鹿鸣摆了摆手,见他衣袖俱被抹遍,几乎已无干净之处,这才弃了,走到一边,看见明心白色的袍袖尚算洁净,随手扯过来又抹了一把鼻涕。
原来三人走后,鹿鸣放宽了心,日日与狐妖们吃喝玩耍,只觉非常自在惬意。
不想林若却趁她酒醉之时偷偷取了她几根发丝,躲在一处吃下修炼,未曾想到一试之下竟有奇效,林若大喜过望,渐渐更加生了贪念。
那一日,林若殷殷劝酒,鹿鸣喝得酩酊大醉,卧在榻上睡得熟了,林若取了一把小刀便去割鹿鸣的长发,他心中早有计较,便是鹿鸣醒来只推不知便罢。
不想才割了一缕,便碰到鹿鸣编束在头发中的金簪,那金簪当啷一声落了地,林若心中好奇便捡来去看。
林若将金簪握在手中,细看上面的花纹,心中猜测藏的如此隐秘定然是个什么宝物,不想一阵阵的香气扑鼻而来,那香气一阵浓似一阵,比之他自身的狐香显得更加清冽香甜,寻找源头之下,竟是榻上的鹿鸣散发出的香气。
鹿鸣醉得昏沉,全然不知那香气入了林若鼻子变得怎样抓心挠肺般的诱人,林若伏在塌旁,看着鹿鸣的粉色面颊几乎流下口水来,喉中不自觉发出“呜呜”的声音,恰是这声音提醒了林若自己,一者它修行多年,心性坚定;再者它捉人也罢捕妖也罢,只为着夺其修行,却不随意杀生。
此前它亦想过,仅是鹿鸣的发丝便有如此奇效,若是筋肉只怕效用惊人,然而只是想想,它并未打算做此杀鸡取卵之事。
万万想不到,今日机缘巧合,鹿鸣肉身竟然有如此诱人香气,使得它几乎心生动摇想要扑上去咬上一口,此时它握紧手中的发丝与金簪,原地打坐,想要平复心中波澜。

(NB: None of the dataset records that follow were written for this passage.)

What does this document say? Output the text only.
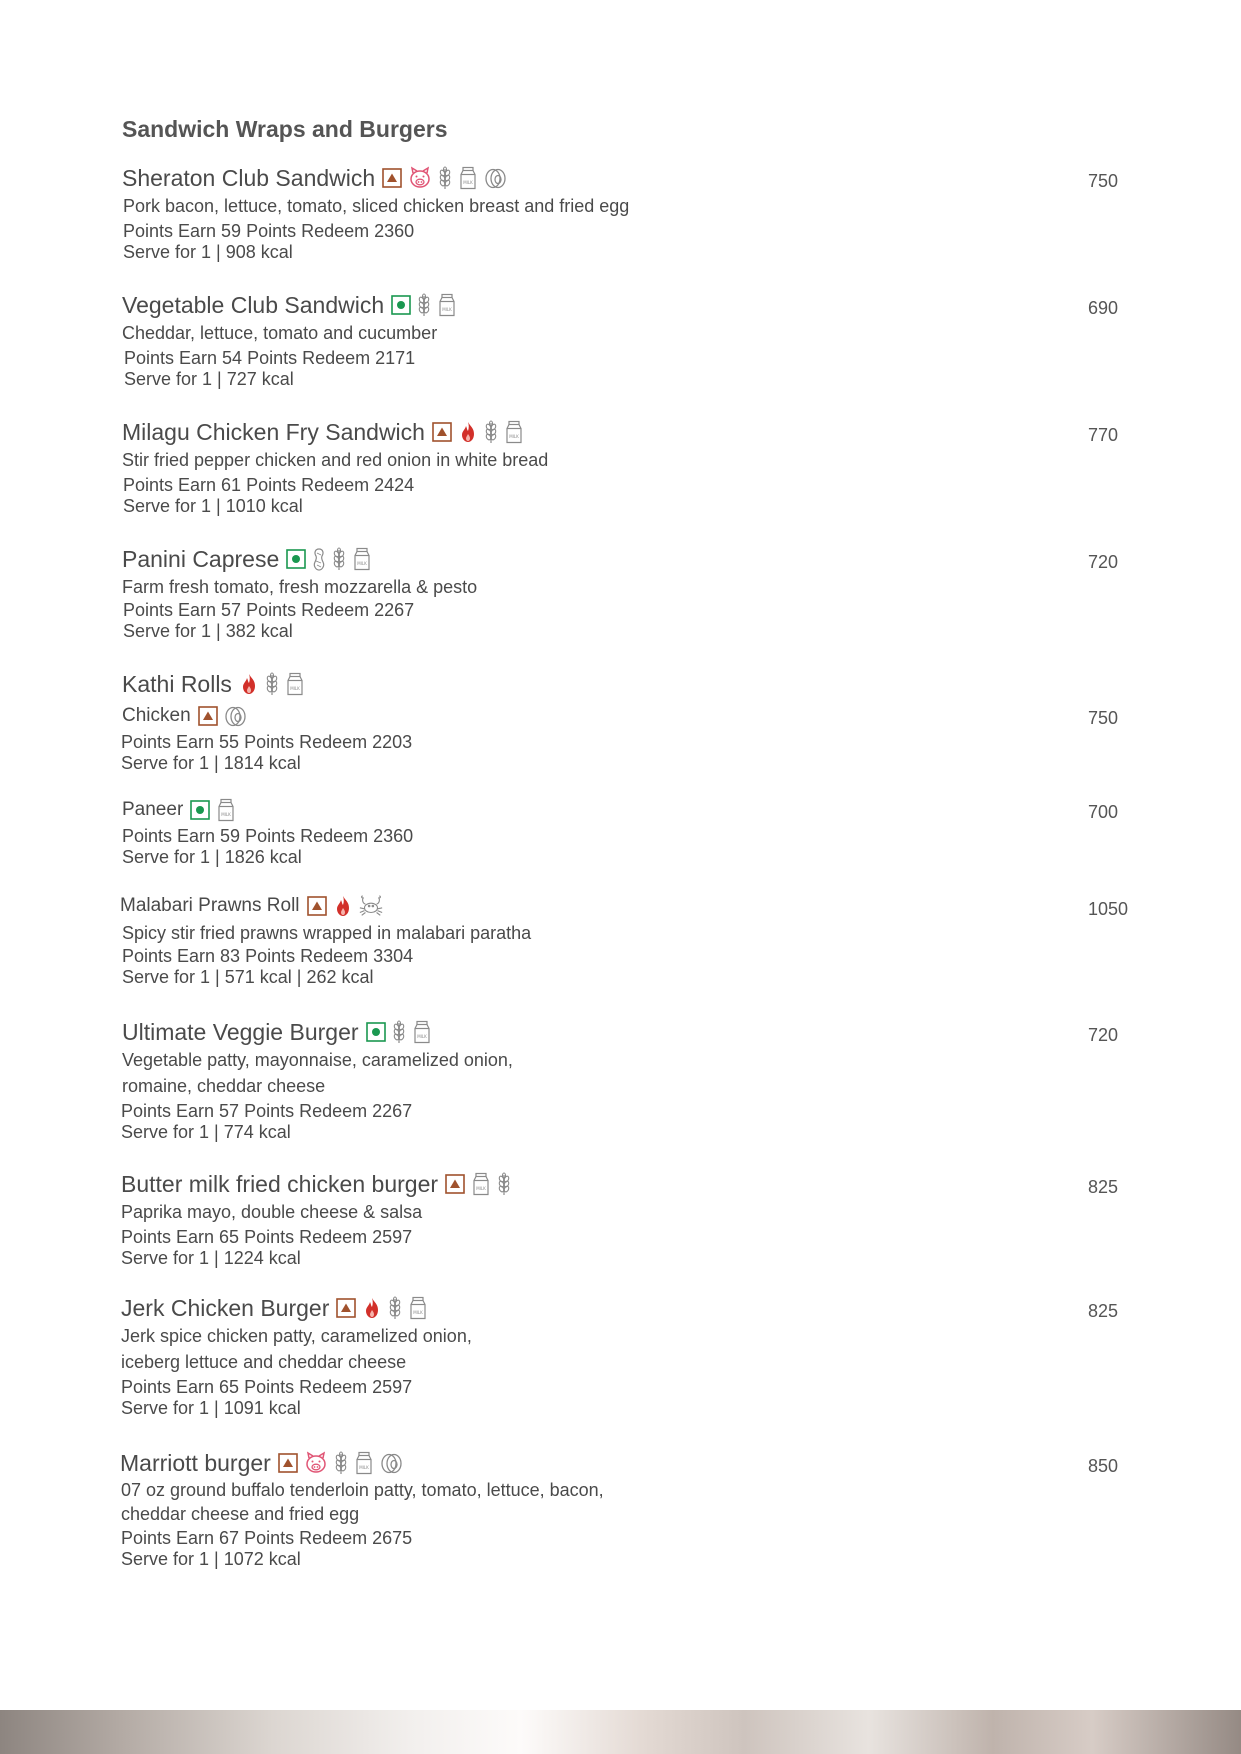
Sandwich Wraps and Burgers
Sheraton Club Sandwich	MILK
Pork bacon, lettuce, tomato, sliced chicken breast and fried egg
Points Earn 59 Points Redeem 2360
Serve for 1 | 908 kcal
750
Vegetable Club Sandwich	MILK
Cheddar, lettuce, tomato and cucumber
Points Earn 54 Points Redeem 2171
Serve for 1 | 727 kcal
690
Milagu Chicken Fry Sandwich	MILK
Stir fried pepper chicken and red onion in white bread
Points Earn 61 Points Redeem 2424
Serve for 1 | 1010 kcal
770
Panini Caprese	MILK
Farm fresh tomato, fresh mozzarella & pesto
Points Earn 57 Points Redeem 2267
Serve for 1 | 382 kcal
720
Kathi Rolls	MILK
Chicken
Points Earn 55 Points Redeem 2203
Serve for 1 | 1814 kcal
750
Paneer	MILK
Points Earn 59 Points Redeem 2360
Serve for 1 | 1826 kcal
700
Malabari Prawns Roll
Spicy stir fried prawns wrapped in malabari paratha
Points Earn 83 Points Redeem 3304
Serve for 1 | 571 kcal | 262 kcal
1050
Ultimate Veggie Burger	MILK
Vegetable patty, mayonnaise, caramelized onion,
romaine, cheddar cheese
Points Earn 57 Points Redeem 2267
Serve for 1 | 774 kcal
720
Butter milk fried chicken burger	MILK
Paprika mayo, double cheese & salsa
Points Earn 65 Points Redeem 2597
Serve for 1 | 1224 kcal
825
Jerk Chicken Burger	MILK
Jerk spice chicken patty, caramelized onion,
iceberg lettuce and cheddar cheese
Points Earn 65 Points Redeem 2597
Serve for 1 | 1091 kcal
825
Marriott burger	MILK
07 oz ground buffalo tenderloin patty, tomato, lettuce, bacon,
cheddar cheese and fried egg
Points Earn 67 Points Redeem 2675
Serve for 1 | 1072 kcal
850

只是林若大意了,它修行日久道行高深,外面它那些徒子徒孙却皆是些道行浅定力弱的小妖,哪里抵得过那香气引诱,此时香气渐渐外溢,便有不少红了眼的小狐狸冲撞进来向鹿鸣扑去,林若连忙阻拦,一时忙乱中有只小狐狸漏网,扑到塌上,正在鹿鸣臂上咬了一口。
一丝鲜血入喉,那小狐狸激动得尾巴都抖了几抖,转眼间身躯都大了不少。鹿鸣吃痛,朦胧中睁开眼随手一挥,那小狐狸便被她甩到了洞穴一旁去,她迷迷糊糊看着自己被咬的手臂,以指尖沾了血放在口中舔了舔,迷朦中生出一股怒气来,看着受了刺激又冲上前来的小狐狸,伸手只一抓,便抓到了狐狸脖颈之处,两手一拧,“咔嚓”一声,小狐狸被拧断了脖子,登时气绝。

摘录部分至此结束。